So far, researchers have proposed various methods to extract the $R$ factor. These methods generally fall into two main groups of European and American approaches. In the current study, one of the most popular methods i.e. Yvang method is adopted. Fig. 7 highlights the proposed parameters used in Yvang [32, 33].

Fig. 7 shows changes in the base shear structures against the total story displacement in a pushover analysis. In this figure, the pushover curve is equivalent to the bilinear ideal curve (idealized response) which represents a complete elastic-plastic behavior.

3.3.1. Structural ductility factor

The overall ductility ratio of the structure is $μ$ that is defined as the maximum lateral displacement ratio $(Δ m)$ corresponding to the submission $(Δ y)$ . In other words, the structure bearing non-elastic and plastic behavior without collapsing is called the ductility factor:

2

μ = \frac{Δ_{m}}{Δ_{y}} .

3.3.2. Ductility reduction factor

This factor reduces the seismic forces from level $V_{e u}$ to level $V_{y}$ in the pushover curve. In fact, due to ductility, building will have the capacity for hysteresis energy dissipation. Due to the energy dissipation capacity, the elastic design $V_{e u}$ can be reduced to the level of yield strength $V_{y}$ :

3

R μ = \frac{V_{e u}}{V_{y}} .

3.3.3. Over-strength coefficient $(Ω_{0})$

This factor leads to transmitting the level of design force from $V_{s}$ to $V_{y}$ . In fact, the Strength corresponding to region between the actual level of surrendered structures $(V_{y})$ and the design force are expressed by the ultimate limit state $(V_{s})$ method:

4

Ω_{0} = \frac{V_{y}}{V_{s}} = \frac{Δ_{y}}{Δ_{s}} .

3.3.4. Ratio $V_{s}$ to $V_{w}$

Depending on the definition of stress (allowable or ultimate) in various design codes (ASD, LRFD), the factor $Y$ can have different values. As a whole, the allowable stress factor $Y$ as the structural strength ratio (cutting base) that is the first plastic hinge in the structure $(V_{s})$ is to resist the allowable stress design ( $V_{w})$ :

5

Y = \frac{R_{w}}{R_{u}} = \frac{V_{s}}{V_{w}} = \frac{Δ_{s}}{Δ_{w}} .

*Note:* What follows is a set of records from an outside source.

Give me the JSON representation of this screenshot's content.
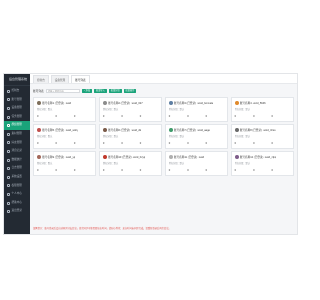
{
  "app": {
    "title": "后台管理系统"
  },
  "sidebar": {
    "items": [
      {
        "label": "控制台"
      },
      {
        "label": "账号管理"
      },
      {
        "label": "设备管理"
      },
      {
        "label": "任务管理"
      },
      {
        "label": "群组管理"
      },
      {
        "label": "素材管理"
      },
      {
        "label": "好友管理"
      },
      {
        "label": "消息记录"
      },
      {
        "label": "数据统计"
      },
      {
        "label": "日志管理"
      },
      {
        "label": "系统设置"
      },
      {
        "label": "权限管理"
      },
      {
        "label": "个人中心"
      },
      {
        "label": "帮助中心"
      },
      {
        "label": "退出登录"
      }
    ]
  },
  "topbar": {
    "tabs": [
      {
        "label": "控制台"
      },
      {
        "label": "设备管理"
      },
      {
        "label": "账号列表"
      }
    ]
  },
  "toolbar": {
    "label": "账号列表",
    "search_placeholder": "请输入搜索内容",
    "buttons": [
      {
        "label": "+ 添加"
      },
      {
        "label": "批量导入"
      },
      {
        "label": "批量分组"
      },
      {
        "label": "批量操作"
      }
    ]
  },
  "colors": {
    "accent": "#1aa37a",
    "sidebar": "#232a33",
    "warning": "#e2504b"
  },
  "cards": [
    {
      "name": "账号名称1 (已登录) ·wxid",
      "meta": "所在分组：默认",
      "stats": [
        "0",
        "0",
        "0"
      ],
      "avatar": "#7d6e5a"
    },
    {
      "name": "账号名称2 (已登录) ·wxid_027",
      "meta": "所在分组：默认",
      "stats": [
        "0",
        "0",
        "0"
      ],
      "avatar": "#8c8c8c"
    },
    {
      "name": "账号名称3 (已登录) ·wxid_bonvale",
      "meta": "所在分组：默认",
      "stats": [
        "0",
        "0",
        "0"
      ],
      "avatar": "#5e7fa3"
    },
    {
      "name": "账号名称4 ·wxid_5646",
      "meta": "所在分组：默认",
      "stats": [
        "0",
        "0",
        "0"
      ],
      "avatar": "#e08a2c"
    },
    {
      "name": "账号名称5 (已登录) ·wxid_wshy",
      "meta": "所在分组：默认",
      "stats": [
        "0",
        "0",
        "0"
      ],
      "avatar": "#c0504d"
    },
    {
      "name": "账号名称6 (已登录) ·wxid_dk",
      "meta": "所在分组：默认",
      "stats": [
        "0",
        "0",
        "0"
      ],
      "avatar": "#7a5a48"
    },
    {
      "name": "账号名称7 (已登录) ·wxid_aage",
      "meta": "所在分组：默认",
      "stats": [
        "0",
        "0",
        "0"
      ],
      "avatar": "#3f9b6b"
    },
    {
      "name": "账号名称8 (已登录) ·wxid_3zso",
      "meta": "所在分组：默认",
      "stats": [
        "0",
        "0",
        "0"
      ],
      "avatar": "#6a6a6a"
    },
    {
      "name": "账号名称9 (已登录) ·wxid_yq",
      "meta": "所在分组：默认",
      "stats": [
        "0",
        "0",
        "0"
      ],
      "avatar": "#a3685a"
    },
    {
      "name": "账号名称10 (已登录) ·wxid_hzyq",
      "meta": "所在分组：默认",
      "stats": [
        "0",
        "0",
        "0"
      ],
      "avatar": "#c0392b"
    },
    {
      "name": "账号名称11 (已登录) ·wxid",
      "meta": "所在分组：默认",
      "stats": [
        "0",
        "0",
        "0"
      ],
      "avatar": "#b0b0b0"
    },
    {
      "name": "账号名称12 (已登录) ·wxid_zlpq",
      "meta": "所在分组：默认",
      "stats": [
        "0",
        "0",
        "0"
      ],
      "avatar": "#7e5d8a"
    }
  ],
  "notice": "温馨提示：账号登录后会自动同步好友信息，首次同步可能需要较长时间，请耐心等待；如长时间未同步完成，请重新登录后再次尝试。"
}
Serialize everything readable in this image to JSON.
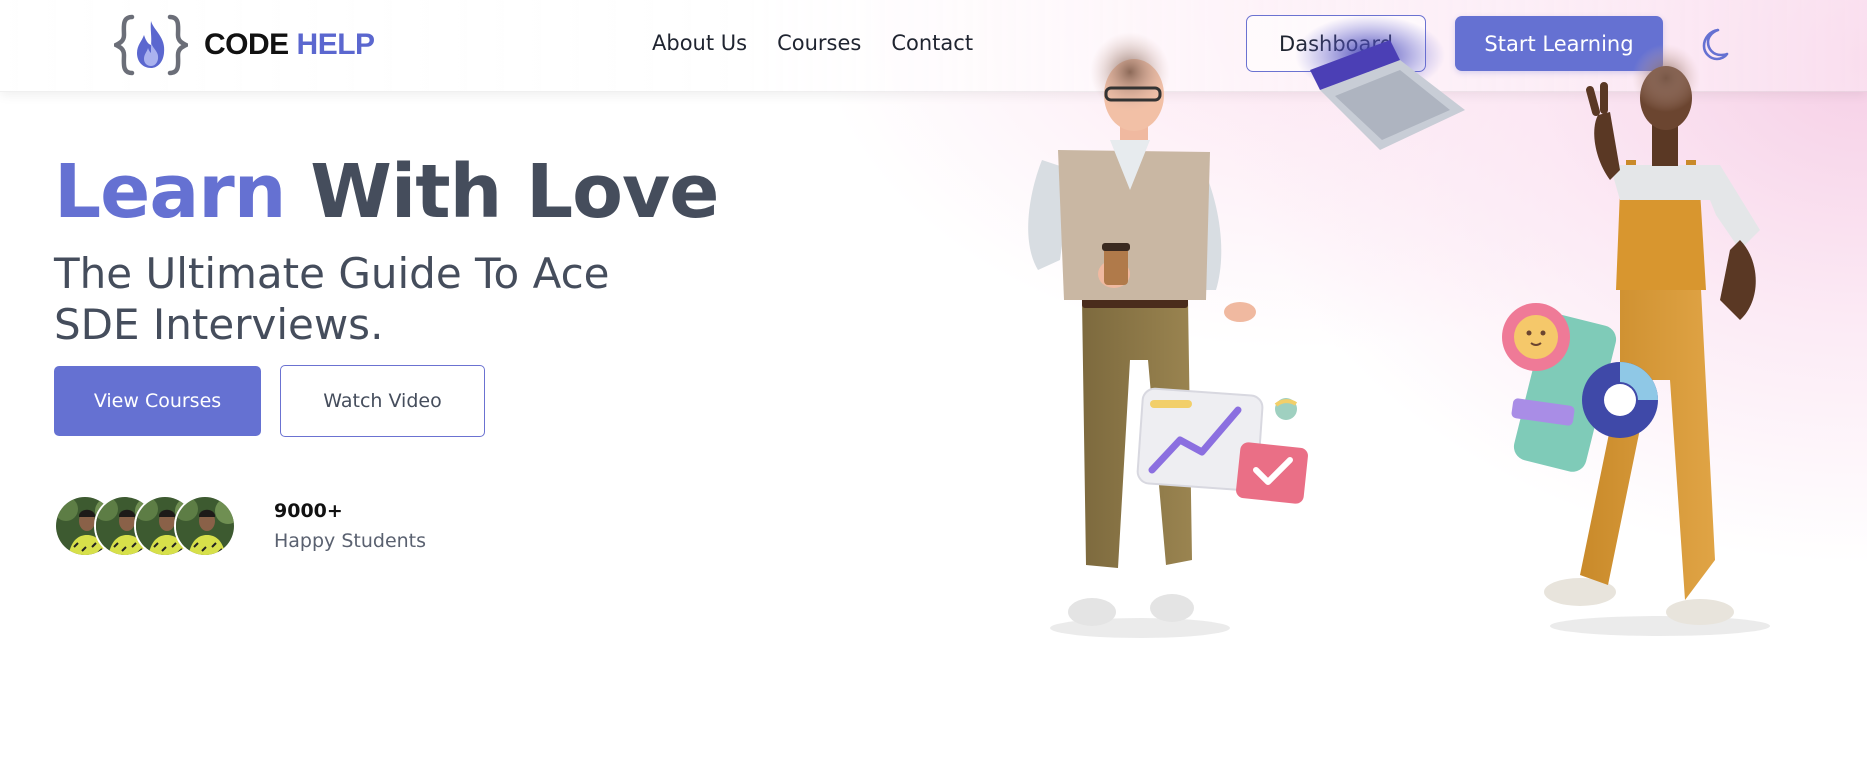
{
  "brand": {
    "code": "CODE",
    "help": "HELP",
    "accent_color": "#5b67cf"
  },
  "nav": {
    "links": [
      "About Us",
      "Courses",
      "Contact"
    ],
    "dashboard_label": "Dashboard",
    "start_label": "Start Learning",
    "theme_icon": "moon-icon"
  },
  "hero": {
    "title_accent": "Learn",
    "title_rest": "With Love",
    "subtitle_line1": "The Ultimate Guide To Ace",
    "subtitle_line2": "SDE Interviews.",
    "primary_button": "View Courses",
    "secondary_button": "Watch Video"
  },
  "stats": {
    "count": "9000+",
    "label": "Happy Students"
  },
  "colors": {
    "primary": "#6571d2",
    "heading": "#454d5c",
    "hero_bg_tint": "#f6cfe6"
  }
}
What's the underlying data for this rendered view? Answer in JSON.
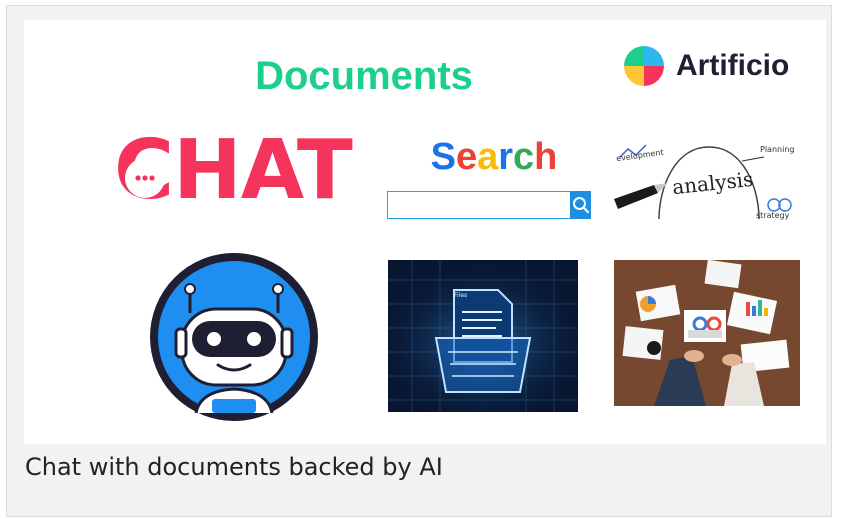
{
  "title": "Documents",
  "brand": {
    "name": "Artificio"
  },
  "chat_logo": {
    "text": "CHAT",
    "color": "#f5345e"
  },
  "search_logo": {
    "letters": [
      "S",
      "e",
      "a",
      "r",
      "c",
      "h"
    ],
    "colors": [
      "#1a73e8",
      "#ea4335",
      "#fbbc05",
      "#1a73e8",
      "#34a853",
      "#ea4335"
    ],
    "input_value": "",
    "button_icon": "magnifier-icon"
  },
  "analysis_image": {
    "center_word": "analysis",
    "words": [
      "evelopment",
      "Planning",
      "strategy"
    ]
  },
  "folder_image": {
    "label": "Files"
  },
  "caption": "Chat with documents backed by AI",
  "colors": {
    "title": "#1ccf8a",
    "brand": "#1f1f33",
    "search_button": "#1e8fe0"
  }
}
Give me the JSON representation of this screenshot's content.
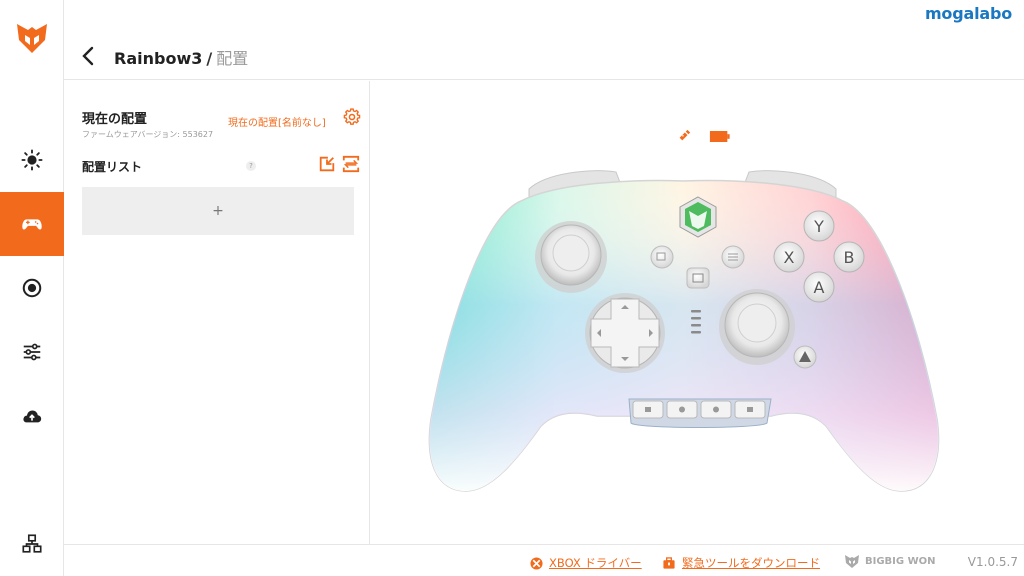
{
  "header": {
    "brand": "mogalabo",
    "breadcrumb_device": "Rainbow3",
    "breadcrumb_sep": "/",
    "breadcrumb_page": "配置"
  },
  "sidebar": {
    "items": [
      {
        "name": "lighting",
        "icon": "sun-icon"
      },
      {
        "name": "gamepad",
        "icon": "gamepad-icon",
        "active": true
      },
      {
        "name": "record",
        "icon": "record-icon"
      },
      {
        "name": "sliders",
        "icon": "sliders-icon"
      },
      {
        "name": "cloud",
        "icon": "cloud-upload-icon"
      },
      {
        "name": "devices",
        "icon": "device-network-icon"
      }
    ]
  },
  "config": {
    "current_title": "現在の配置",
    "firmware": "ファームウェアバージョン: 553627",
    "current_value": "現在の配置[名前なし]",
    "list_title": "配置リスト",
    "help": "?",
    "add": "+"
  },
  "controller": {
    "buttons": {
      "y": "Y",
      "x": "X",
      "b": "B",
      "a": "A"
    }
  },
  "footer": {
    "xbox_link": "XBOX ドライバー",
    "tool_link": "緊急ツールをダウンロード",
    "brand": "BIGBIG WON",
    "version": "V1.0.5.7"
  },
  "colors": {
    "accent": "#f26b1d",
    "brand_blue": "#1a78c2"
  }
}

Therefore, correction response modification factor ( $R$ ) in authorized seismic regulations ASD (Allowable Stress Design) and response modification factor ( $R_{u}$ ) in LRFD (Load and Resistance Factor Design) is defined as follows:

6

R = \frac{V_{e u}}{V_{w}} = \frac{V_{e u}}{V_{y}} \frac{V_{y}}{V_{s}} \frac{V_{s}}{V_{w}} = R_{μ} Ω_{0} Y,

7

R_{u} = \frac{V_{e u}}{V_{s}} = \frac{V_{e u}}{V_{y}} \frac{V_{y}}{V_{s}} = R_{μ} Ω_{0} .

4. Results and discussion

4.1. Energy dissipation

In order to assess the strength and energy dissipation capacity and the results acquired from hysteretic analysis in steel frames with the elliptic bracing ELBRF under cyclic load cycle were compared with the results of the special moment resisting frame system SMRF, bending the frame with a backrest joint braced frame coaxial X-Braced CBF and Inverted V-Braced CBF and steel frames with knee brace KBRF. Figs. 8-9 show the results of this comparison both with fixed fulcrum and support in the form of joint. The area under the hysteresis curve for steel braced frames both with fixed backrest and detailed forms are given in Fig. 10 and Fig. 11. Parameters obtained from hysteresis curves such as strength deterioration, stiffness deterioration and P- $Δ$ effects are presented in Table 2 and Table 3.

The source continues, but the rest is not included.